If the torture chamber had been denuded of its flesh pincers and thumb-screws, and the other ingenious devices of human cruelty, I am bound to own that its traditions as a place of suffering had not died out, as the fleas left nothing to be desired on the score of misery. Whether it was that they had been pinched by a long fast, or that we were more tender, cutaneously, than the aborigines, I know not, but I can safely aver that I never passed such a night, and sincerely trust that I may never pass such another. Though the air from the lake was cold and chilly, we preferred to crouch on the balcony to remaining within the walls; but even here our persecutors followed us.
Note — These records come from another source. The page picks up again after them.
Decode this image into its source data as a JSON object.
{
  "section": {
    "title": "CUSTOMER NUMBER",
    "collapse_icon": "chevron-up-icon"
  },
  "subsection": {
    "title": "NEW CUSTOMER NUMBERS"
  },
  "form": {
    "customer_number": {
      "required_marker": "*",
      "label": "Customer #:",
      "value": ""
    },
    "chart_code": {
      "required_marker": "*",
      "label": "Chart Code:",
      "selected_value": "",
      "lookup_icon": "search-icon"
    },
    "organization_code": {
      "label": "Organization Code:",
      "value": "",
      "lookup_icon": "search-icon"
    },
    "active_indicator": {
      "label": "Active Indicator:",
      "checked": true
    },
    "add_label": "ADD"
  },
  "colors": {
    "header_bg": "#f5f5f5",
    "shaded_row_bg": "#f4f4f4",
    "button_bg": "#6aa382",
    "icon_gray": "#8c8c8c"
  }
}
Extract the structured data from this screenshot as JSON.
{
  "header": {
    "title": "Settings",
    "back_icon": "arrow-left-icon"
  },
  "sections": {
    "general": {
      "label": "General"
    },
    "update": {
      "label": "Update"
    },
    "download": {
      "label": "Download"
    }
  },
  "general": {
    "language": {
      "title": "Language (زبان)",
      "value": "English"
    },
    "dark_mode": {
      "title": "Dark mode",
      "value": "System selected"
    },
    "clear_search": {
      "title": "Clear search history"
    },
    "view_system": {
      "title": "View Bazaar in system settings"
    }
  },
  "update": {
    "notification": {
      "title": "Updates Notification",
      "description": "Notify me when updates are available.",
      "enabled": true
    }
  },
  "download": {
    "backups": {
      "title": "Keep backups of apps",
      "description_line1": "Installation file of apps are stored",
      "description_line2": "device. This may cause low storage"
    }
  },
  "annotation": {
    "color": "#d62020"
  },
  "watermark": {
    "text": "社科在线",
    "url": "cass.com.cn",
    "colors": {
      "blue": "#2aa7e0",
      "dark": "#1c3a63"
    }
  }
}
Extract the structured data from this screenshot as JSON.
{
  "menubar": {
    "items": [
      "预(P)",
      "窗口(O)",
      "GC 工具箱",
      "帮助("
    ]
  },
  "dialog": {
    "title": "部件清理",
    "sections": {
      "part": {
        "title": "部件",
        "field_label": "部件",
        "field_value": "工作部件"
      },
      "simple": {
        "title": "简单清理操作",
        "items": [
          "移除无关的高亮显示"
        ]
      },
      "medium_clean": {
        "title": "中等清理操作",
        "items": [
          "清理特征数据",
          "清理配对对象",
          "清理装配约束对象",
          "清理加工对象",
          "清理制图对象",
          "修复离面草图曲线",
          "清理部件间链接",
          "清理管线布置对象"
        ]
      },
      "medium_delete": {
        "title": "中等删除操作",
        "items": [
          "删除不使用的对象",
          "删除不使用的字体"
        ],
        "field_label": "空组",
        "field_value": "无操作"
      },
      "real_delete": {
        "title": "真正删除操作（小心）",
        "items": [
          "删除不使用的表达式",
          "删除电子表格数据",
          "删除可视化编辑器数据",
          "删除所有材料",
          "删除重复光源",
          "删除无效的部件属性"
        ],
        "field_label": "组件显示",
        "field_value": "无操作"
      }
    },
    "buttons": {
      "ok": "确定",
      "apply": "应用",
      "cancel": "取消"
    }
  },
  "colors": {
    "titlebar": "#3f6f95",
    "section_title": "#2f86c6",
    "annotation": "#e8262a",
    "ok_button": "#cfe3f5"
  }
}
Vaterchen slept through it all; an occasional convulsive jerk would show, at times, when one of the enemy had chanced upon some nervous fibre; but, on the whole, he bore up like one used to such martyrdom, and able to brave it. As for me, when morning broke, I looked like a strong case of confluent smallpox, with the addition that my heavy eyelids nearly closed over my eyes, and my lips swelled out like a Kaffir's. How that young minx, Catinka, laughed at me. All the old man's signs, warnings, menaces, were in vain; she screamed aloud with laughter, and never ceased, even as we were led into the tribunal and before the dread presence of the judge.